Я вытащил связанные руки из-под одеяла.
— Когда мне приступать?
Он засмеялся.
— Майклу понадобиться помощь, — объяснил я. — Ты же не хочешь, чтобы он посадил нас на мель или еще куда-нибудь, правильно?
— А еще я не хочу, чтобы ты сиганул за борт. В стремлении Майкла к сотрудничеству я полностью уверен. Он влюблен в Труди и знает, что я мигом, так сказать, упокою ее, стоит ему меня рассердить. Я полностью ему доверяю. По крайне мере, до тех пор, пока держу Труди в пределах досягаемости моего клинка. Однако для тебя она никто и звать ее никак.
— Я не хочу, чтобы ты причинял ей вред.
— А я, само собой, причиню, если ты доставишь мне неприятности. Тем не менее, сердечной привязанности к ней у тебя нет. Ты вполне можешь рискнуть ею ради собственной свободы.
— Я так не поступлю, — ответил я. По сей день не знаю, правду сказал или нет.
Я отчаянно желал освободиться от пут и выбраться на палубу, откуда я смогу прыгнуть за борт и поплыть к берегу. Но если это будет стоить жизни Труди… тогда не знаю.
Но от этого выбора я был избавлен.
Уиттл сказал:
— Ты останешься в каюте вместе с нами до тех пор, пока мы не окажемся в открытом море.
С этим было не поспорить. Один протест с моей стороны, и он снова ударит Труди, а то и еще что похуже.
Я снова лег, натянул одеяло до шеи и повернулся спиной к ним обоим. Настоящим счастьем было бы заснуть, но я был слишком взвинчен. Кроме того, голова у меня болела после удара, которым папаша Труди меня наградил.
Он хорошенько меня ударил, но я-то убил его точно так же, как если бы нож держала моя рука. Он себе готовился отплыть во Францию вместе с дочерью и зятем, а я привел к нему Потрошителя. Этот груз давил на меня. Я убеждал себя, что он сам виноват, потому что вырубил меня. Если бы он не так лихо орудовал дубинкой, я бы успел его предупредить. Вместе мы наверняка скрутили бы Уиттла.

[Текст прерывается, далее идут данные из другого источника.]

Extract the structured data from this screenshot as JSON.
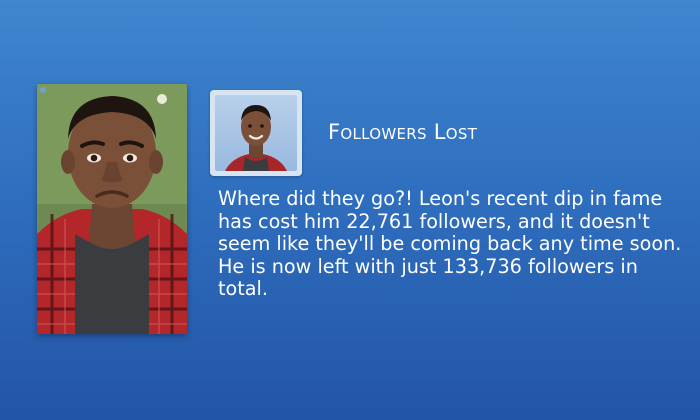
{
  "notification": {
    "title": "Followers Lost",
    "message": "Where did they go?! Leon's recent dip in fame has cost him 22,761 followers, and it doesn't seem like they'll be coming back any time soon. He is now left with just 133,736 followers in total."
  },
  "icons": {
    "portrait": "sad-sim-portrait-icon",
    "thumbnail": "smiling-sim-thumbnail-icon"
  },
  "colors": {
    "background_top": "#3f86cf",
    "background_bottom": "#2454a6",
    "text": "#ffffff",
    "thumbnail_frame": "#d7e5f3"
  }
}
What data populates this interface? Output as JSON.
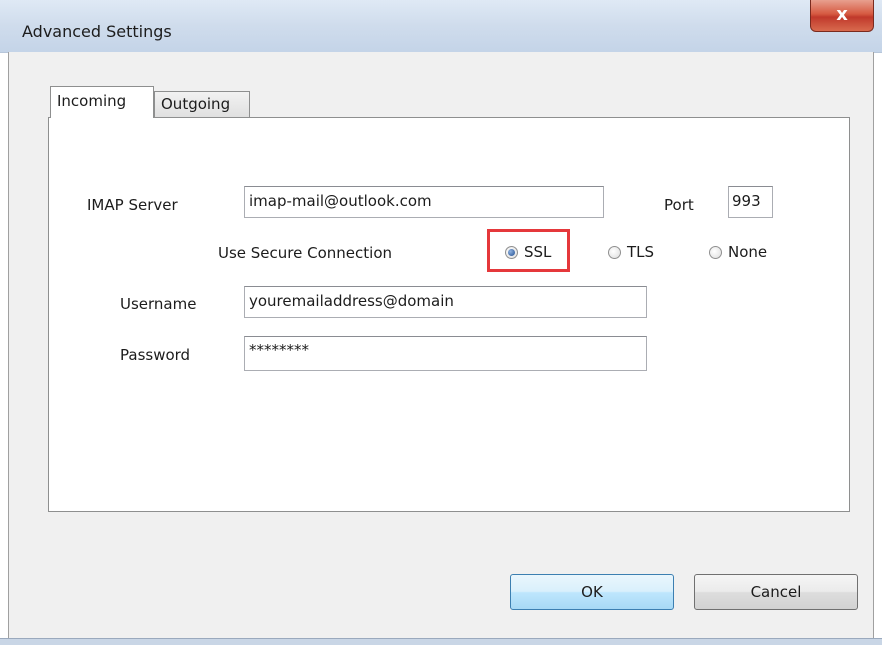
{
  "window": {
    "title": "Advanced Settings",
    "close_symbol": "x"
  },
  "tabs": [
    {
      "label": "Incoming",
      "active": true
    },
    {
      "label": "Outgoing",
      "active": false
    }
  ],
  "form": {
    "server_label": "IMAP Server",
    "server_value": "imap-mail@outlook.com",
    "port_label": "Port",
    "port_value": "993",
    "secure_label": "Use Secure Connection",
    "secure_options": [
      {
        "label": "SSL",
        "checked": true
      },
      {
        "label": "TLS",
        "checked": false
      },
      {
        "label": "None",
        "checked": false
      }
    ],
    "username_label": "Username",
    "username_value": "youremailaddress@domain",
    "password_label": "Password",
    "password_value": "********"
  },
  "buttons": {
    "ok_label": "OK",
    "cancel_label": "Cancel"
  },
  "colors": {
    "highlight": "#e5383b",
    "close_button": "#c0392b"
  },
  "icons": {
    "close": "close-icon",
    "radio": "radio-button"
  }
}
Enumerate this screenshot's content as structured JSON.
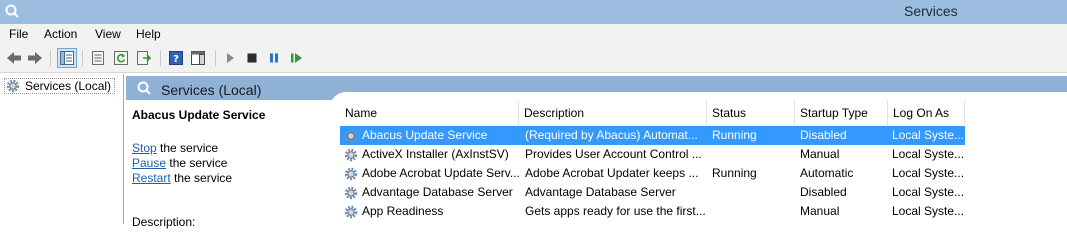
{
  "window": {
    "title": "Services",
    "app_icon": "gear-magnifier-icon"
  },
  "menu": [
    "File",
    "Action",
    "View",
    "Help"
  ],
  "toolbar": {
    "buttons": [
      {
        "name": "back-button",
        "icon": "arrow-left-icon"
      },
      {
        "name": "forward-button",
        "icon": "arrow-right-icon"
      },
      {
        "name": "show-hide-console-tree-button",
        "icon": "console-tree-icon"
      },
      {
        "name": "properties-button",
        "icon": "properties-icon"
      },
      {
        "name": "refresh-button",
        "icon": "refresh-icon"
      },
      {
        "name": "export-list-button",
        "icon": "export-icon"
      },
      {
        "name": "help-button",
        "icon": "help-icon"
      },
      {
        "name": "show-action-pane-button",
        "icon": "action-pane-icon"
      },
      {
        "name": "start-service-button",
        "icon": "play-icon"
      },
      {
        "name": "stop-service-button",
        "icon": "stop-icon"
      },
      {
        "name": "pause-service-button",
        "icon": "pause-icon"
      },
      {
        "name": "resume-service-button",
        "icon": "resume-icon"
      }
    ]
  },
  "tree": {
    "root_label": "Services (Local)"
  },
  "panel": {
    "title": "Services (Local)"
  },
  "detail": {
    "service_name": "Abacus Update Service",
    "actions": [
      {
        "link": "Stop",
        "rest": " the service"
      },
      {
        "link": "Pause",
        "rest": " the service"
      },
      {
        "link": "Restart",
        "rest": " the service"
      }
    ],
    "description_label": "Description:"
  },
  "list": {
    "columns": [
      "Name",
      "Description",
      "Status",
      "Startup Type",
      "Log On As"
    ],
    "sorted_column": "Name",
    "selected_index": 0,
    "rows": [
      {
        "name": "Abacus Update Service",
        "description": "(Required by Abacus) Automat...",
        "status": "Running",
        "startup": "Disabled",
        "logon": "Local Syste..."
      },
      {
        "name": "ActiveX Installer (AxInstSV)",
        "description": "Provides User Account Control ...",
        "status": "",
        "startup": "Manual",
        "logon": "Local Syste..."
      },
      {
        "name": "Adobe Acrobat Update Serv...",
        "description": "Adobe Acrobat Updater keeps ...",
        "status": "Running",
        "startup": "Automatic",
        "logon": "Local Syste..."
      },
      {
        "name": "Advantage Database Server",
        "description": "Advantage Database Server",
        "status": "",
        "startup": "Disabled",
        "logon": "Local Syste..."
      },
      {
        "name": "App Readiness",
        "description": "Gets apps ready for use the first...",
        "status": "",
        "startup": "Manual",
        "logon": "Local Syste..."
      }
    ]
  },
  "colors": {
    "titlebar": "#9cbde0",
    "panel_header": "#8fb1d6",
    "selection": "#3399ff",
    "link": "#1f5fb0"
  }
}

Конечно, я влез к нему на яхту перед рассветом, голый по пояс и с ножом в зубах. Картина маслом. Когда подгреб Уиттл, никаких сомнений в рассказе о том, как он был подло атакован мною на улице, не возникло, и старик без раздумий позволил ему взойти на борт, чтобы схватить меня.

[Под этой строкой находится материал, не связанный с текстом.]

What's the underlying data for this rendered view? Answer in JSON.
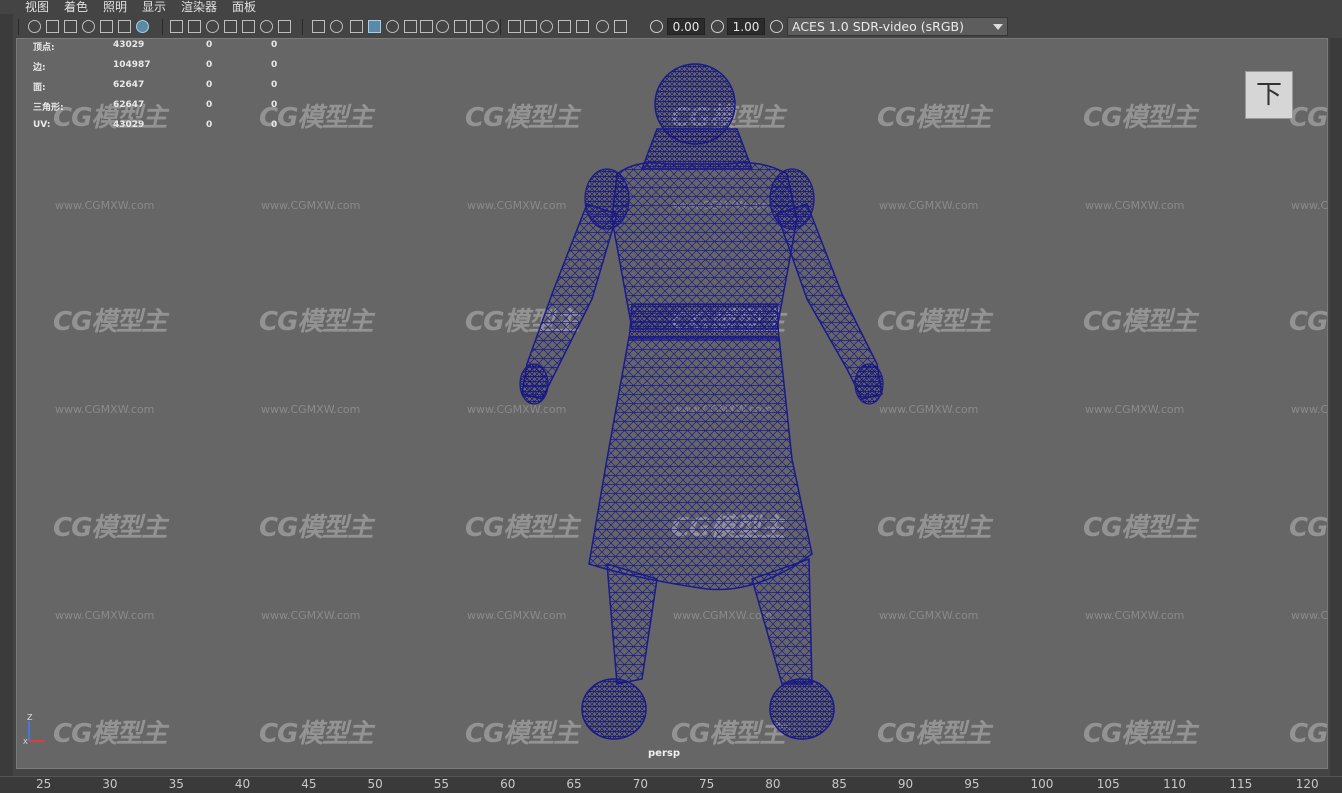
{
  "menubar": [
    "视图",
    "着色",
    "照明",
    "显示",
    "渲染器",
    "面板"
  ],
  "toolbar": {
    "icons": [
      "camera-select-icon",
      "camera-attributes-icon",
      "bookmark-icon",
      "image-plane-icon",
      "grid-lock-icon",
      "pan-icon",
      "grease-pencil-icon",
      "grid-icon",
      "film-gate-icon",
      "resolution-gate-icon",
      "gate-mask-icon",
      "field-chart-icon",
      "safe-action-icon",
      "safe-title-icon",
      "wireframe-icon",
      "smooth-shade-icon",
      "default-material-icon",
      "wireframe-on-shaded-icon",
      "textured-icon",
      "use-lights-icon",
      "shadows-icon",
      "screen-space-ao-icon",
      "motion-blur-icon",
      "multisample-aa-icon",
      "depth-of-field-icon",
      "isolate-select-icon",
      "xray-icon",
      "xray-joints-icon",
      "backface-icon",
      "exposure-icon",
      "gamma-icon",
      "color-management-icon"
    ],
    "exposure_value": "0.00",
    "gamma_value": "1.00",
    "color_space": "ACES 1.0 SDR-video (sRGB)"
  },
  "hud": {
    "rows": [
      {
        "label": "顶点:",
        "v1": "43029",
        "v2": "0",
        "v3": "0"
      },
      {
        "label": "边:",
        "v1": "104987",
        "v2": "0",
        "v3": "0"
      },
      {
        "label": "面:",
        "v1": "62647",
        "v2": "0",
        "v3": "0"
      },
      {
        "label": "三角形:",
        "v1": "62647",
        "v2": "0",
        "v3": "0"
      },
      {
        "label": "UV:",
        "v1": "43029",
        "v2": "0",
        "v3": "0"
      }
    ]
  },
  "viewport": {
    "camera_label": "persp",
    "view_cube_label": "下",
    "axis": {
      "z": "Z",
      "x": "X"
    },
    "watermark_logo": "CG模型主",
    "watermark_url": "www.CGMXW.com",
    "wireframe_color": "#1a1a8c",
    "background_color": "#666666"
  },
  "timeline": {
    "ticks": [
      "25",
      "30",
      "35",
      "40",
      "45",
      "50",
      "55",
      "60",
      "65",
      "70",
      "75",
      "80",
      "85",
      "90",
      "95",
      "100",
      "105",
      "110",
      "115",
      "120"
    ]
  }
}
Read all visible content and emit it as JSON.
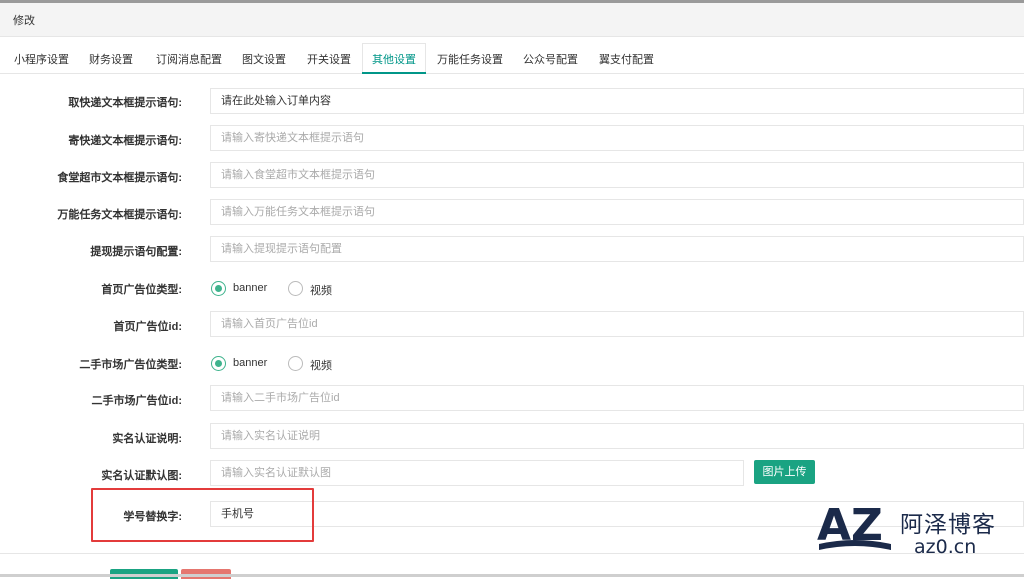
{
  "header": {
    "title": "修改"
  },
  "tabs": [
    {
      "label": "小程序设置"
    },
    {
      "label": "财务设置"
    },
    {
      "label": "订阅消息配置"
    },
    {
      "label": "图文设置"
    },
    {
      "label": "开关设置"
    },
    {
      "label": "其他设置",
      "active": true
    },
    {
      "label": "万能任务设置"
    },
    {
      "label": "公众号配置"
    },
    {
      "label": "翼支付配置"
    }
  ],
  "form": {
    "express_pick": {
      "label": "取快递文本框提示语句:",
      "value": "请在此处输入订单内容"
    },
    "express_send": {
      "label": "寄快递文本框提示语句:",
      "placeholder": "请输入寄快递文本框提示语句"
    },
    "canteen": {
      "label": "食堂超市文本框提示语句:",
      "placeholder": "请输入食堂超市文本框提示语句"
    },
    "universal_task": {
      "label": "万能任务文本框提示语句:",
      "placeholder": "请输入万能任务文本框提示语句"
    },
    "withdraw": {
      "label": "提现提示语句配置:",
      "placeholder": "请输入提现提示语句配置"
    },
    "home_ad_type": {
      "label": "首页广告位类型:",
      "options": [
        "banner",
        "视频"
      ],
      "selected": "banner"
    },
    "home_ad_id": {
      "label": "首页广告位id:",
      "placeholder": "请输入首页广告位id"
    },
    "market_ad_type": {
      "label": "二手市场广告位类型:",
      "options": [
        "banner",
        "视频"
      ],
      "selected": "banner"
    },
    "market_ad_id": {
      "label": "二手市场广告位id:",
      "placeholder": "请输入二手市场广告位id"
    },
    "realname_desc": {
      "label": "实名认证说明:",
      "placeholder": "请输入实名认证说明"
    },
    "realname_image": {
      "label": "实名认证默认图:",
      "placeholder": "请输入实名认证默认图",
      "upload_label": "图片上传"
    },
    "student_id_replace": {
      "label": "学号替换字:",
      "value": "手机号"
    }
  },
  "watermark": {
    "name": "阿泽博客",
    "url": "az0.cn",
    "logo_text": "AZ"
  },
  "colors": {
    "accent": "#009688",
    "button_green": "#1aa382",
    "radio_green": "#3fb38d",
    "highlight_red": "#e33b3b"
  }
}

Если бы я выбрал другую лодку, Труди, ее отец и Майкл сейчас плыли бы в Кале.
Я навлек на них несчастье.
Все это время я изо всех сил боролся с желанием расплакаться. Это бы дало Уиттлу бесконечную пищу для издевательств, а кроме того, я не хотел, чтобы Труди приняла меня за плаксу.
Я думал, что она ненавидит меня за появление Потрошителя в их жизни.

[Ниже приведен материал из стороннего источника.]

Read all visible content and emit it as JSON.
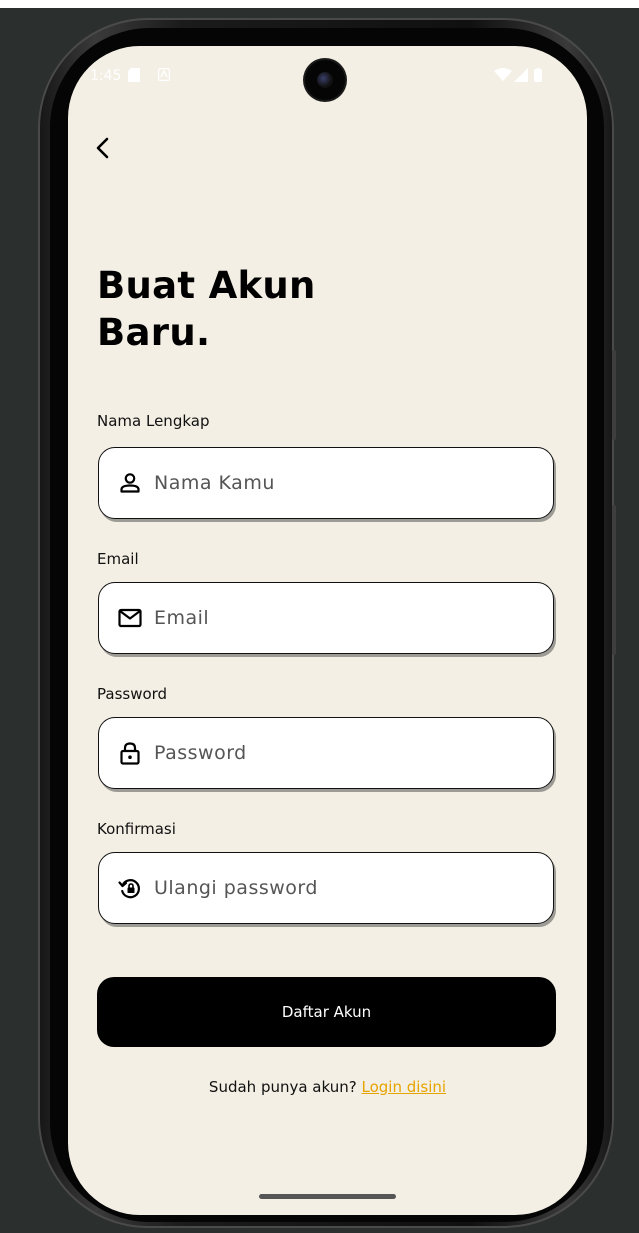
{
  "status_bar": {
    "time": "1:45",
    "icons": [
      "sim-card-icon",
      "notification-icon",
      "wifi-icon",
      "signal-icon",
      "battery-icon"
    ]
  },
  "header": {
    "back_icon": "chevron-left-icon",
    "title_line1": "Buat Akun",
    "title_line2": "Baru."
  },
  "form": {
    "name": {
      "label": "Nama Lengkap",
      "placeholder": "Nama Kamu",
      "value": "",
      "icon": "user-icon"
    },
    "email": {
      "label": "Email",
      "placeholder": "Email",
      "value": "",
      "icon": "mail-icon"
    },
    "password": {
      "label": "Password",
      "placeholder": "Password",
      "value": "",
      "icon": "lock-icon"
    },
    "confirm": {
      "label": "Konfirmasi",
      "placeholder": "Ulangi password",
      "value": "",
      "icon": "lock-reset-icon"
    },
    "submit_label": "Daftar Akun"
  },
  "footer": {
    "prompt": "Sudah punya akun?",
    "link": "Login disini"
  },
  "colors": {
    "background": "#f3efe4",
    "button": "#000000",
    "link": "#e6a400"
  }
}
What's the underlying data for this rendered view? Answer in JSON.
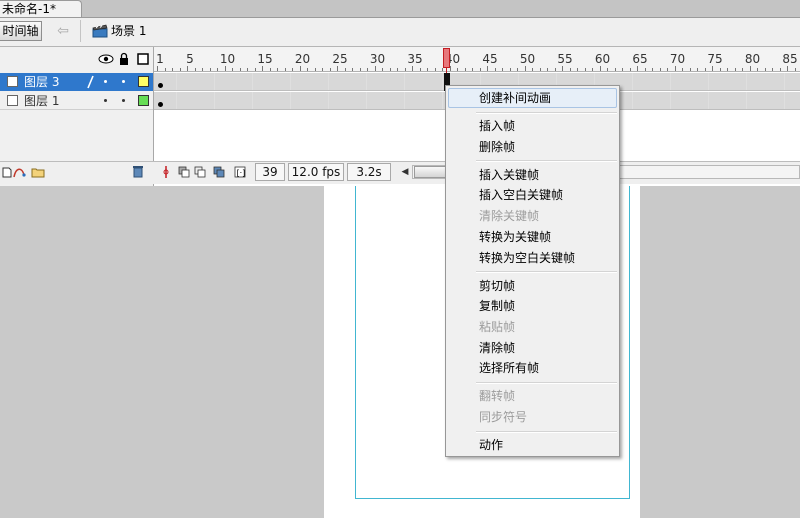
{
  "window": {
    "doc_tab_title": "未命名-1*"
  },
  "toolbar": {
    "timeline_label": "时间轴",
    "scene_label": "场景 1",
    "back_icon": "left-arrow-icon",
    "scene_icon": "clapperboard-icon"
  },
  "timeline": {
    "ruler_labels": [
      "1",
      "5",
      "10",
      "15",
      "20",
      "25",
      "30",
      "35",
      "40",
      "45",
      "50",
      "55",
      "60",
      "65",
      "70",
      "75",
      "80",
      "85"
    ],
    "playhead_frame": 40,
    "layers": [
      {
        "name": "图层 3",
        "selected": true,
        "color": "#ffff66"
      },
      {
        "name": "图层 1",
        "selected": false,
        "color": "#66dd55"
      }
    ],
    "status": {
      "current_frame": "39",
      "fps": "12.0 fps",
      "elapsed": "3.2s"
    }
  },
  "context_menu": {
    "items": [
      {
        "label": "创建补间动画",
        "enabled": true,
        "hover": true
      },
      {
        "label": "插入帧",
        "enabled": true
      },
      {
        "label": "删除帧",
        "enabled": true
      },
      {
        "label": "插入关键帧",
        "enabled": true
      },
      {
        "label": "插入空白关键帧",
        "enabled": true
      },
      {
        "label": "清除关键帧",
        "enabled": false
      },
      {
        "label": "转换为关键帧",
        "enabled": true
      },
      {
        "label": "转换为空白关键帧",
        "enabled": true
      },
      {
        "label": "剪切帧",
        "enabled": true
      },
      {
        "label": "复制帧",
        "enabled": true
      },
      {
        "label": "粘贴帧",
        "enabled": false
      },
      {
        "label": "清除帧",
        "enabled": true
      },
      {
        "label": "选择所有帧",
        "enabled": true
      },
      {
        "label": "翻转帧",
        "enabled": false
      },
      {
        "label": "同步符号",
        "enabled": false
      },
      {
        "label": "动作",
        "enabled": true
      }
    ]
  }
}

Именно тогда я поклялся ее спасти.
Глава 8
ВЕРЕВКИ
— Тревор? Тревор?
Ласковый тихий голос разбудил меня, значит в конце концов я заснул. Хотя я знал, что зовет меня вовсе не матушка, на мгновение мне показалось, что я дома, в собственной постели.
Но мои руки и ноги были связаны, кровать раскачивалась и ходила подо мной ходуном. Это довольно быстро напомнило мне, где я нахожусь и как сюда попал.
Открыв глаза, я перевернулся. Была ночь. Кабина была освещена мутным светом масляной лампы.
Уиттл ушел.
Труди лежала, укрытая одеялом, виднелось только ее лицо.
— Где он? — спросил я.
— Пошел на камбуз за едой.
Что он оставил нас в покое, я, конечно же не поверил. Но с единственным членом экипажа, Майклом, и нами связанными, ему оставалось либо добывать еду самостоятельно, либо сидеть голодным. Я надеялся, что он захватит что-нибудь и для нас. Одна мысль об этом заставила мой пересохший рот наполниться слюной, а живот заурчать.
— Нам надо что-то предпринять, — сказала Труди.
Я сел, сбросив постельное белье на грудь. Оно немного согревало мне спину, но сейчас было не то время, чтобы беспокоиться о холоде. Слегка вздрогнув, я приступил к изучению каюты. Она была узкая, достаточно длинная, чтобы вместить две койки, с обеих концов находились стены. В стене возле моих ног была дверь.
— Куда она ведет? — спросил я.
— На корму, — ответила Труди. Она тоже села на кровати. Одеяло упало на колени. Я мог заметить, что она по-прежнему связана, руки прикручены веревками к бокам. — Мы в носовой каюте. Камбуз на корме.
— За этой дверью?
— За ней гальюн, затем кают-компания, затем камбуз.